City officials attribute that to the stringent criteria placed on eligible residents, including a thorough background check, and the task of having to track people down.


“People get lost in the system,” Jacky Morales-Ferrand, San Jose housing director, said in an interview following the event. “And, that’s actually one of the benefits of creating these interim sites, because as we create housing opportunities for people to move in, we know that we can connect them very quickly.”


Nearly 2,000 volunteers devoted their time to help Habitat for Humanity construct the cabins, which were transported to the site once negotiations with VTA were finalized.

In addition to the cabins, the community features shared bathrooms, showers and laundry facilities, a kitchen space and common areas with computers, internet access and job boards.

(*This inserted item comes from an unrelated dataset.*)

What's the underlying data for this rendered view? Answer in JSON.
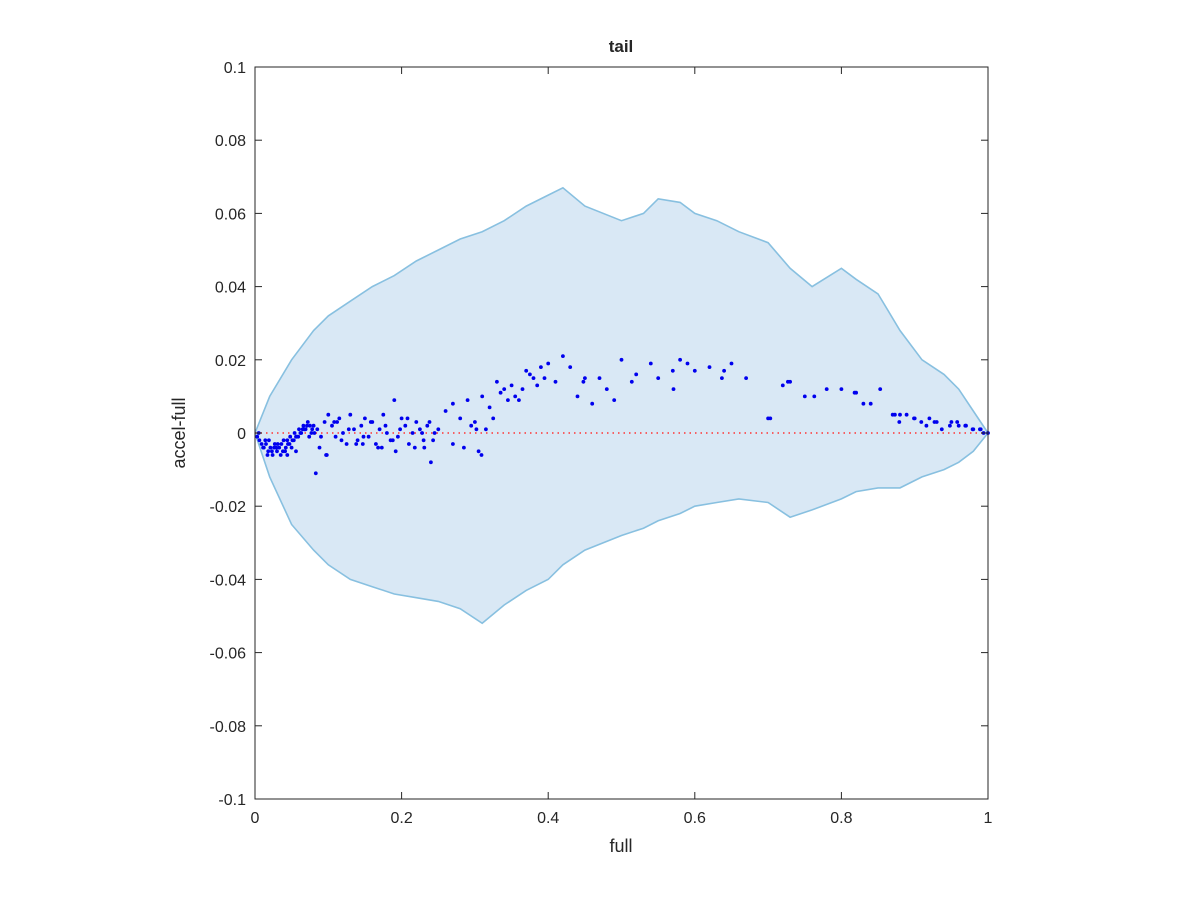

The community is protected around the clock by a security guard who sits in a patrol station next to the front gate.


HomeFirst not only operates the community but provides a wide range of services to residents, healthcare assistance, personal finance advice and career readiness training.


To encourage residents to work with the organization to obtain permanent housing, they are each required to pay 10 percent of their income — or $20 if they’re not employed — for the first six months. Afterward, the rent will increase by 10 percent every six months, capping at 30 percent.

“We’re grateful that this site will provide 40 individuals with a respectful and dignified respite from the encampments while (resident) await permanent housing,” said Andrea Urton, CEO of the community’s operator HomeFirst.


In addition to the VTA site, another community of 40 tiny homes are planned for a Caltrans site near Felipe Avenue where Highways 680 and 101 intersect. The VTA location was originally expected to open in June and the Caltrans location in August, but challenges with site and lease negotiations delayed it.


Although the VTA site has finally opened, the city just finalized its lease agreement with Caltrans for the second community last month — six months after the site was supposed to open — and it is not anticipated to open until later this summer.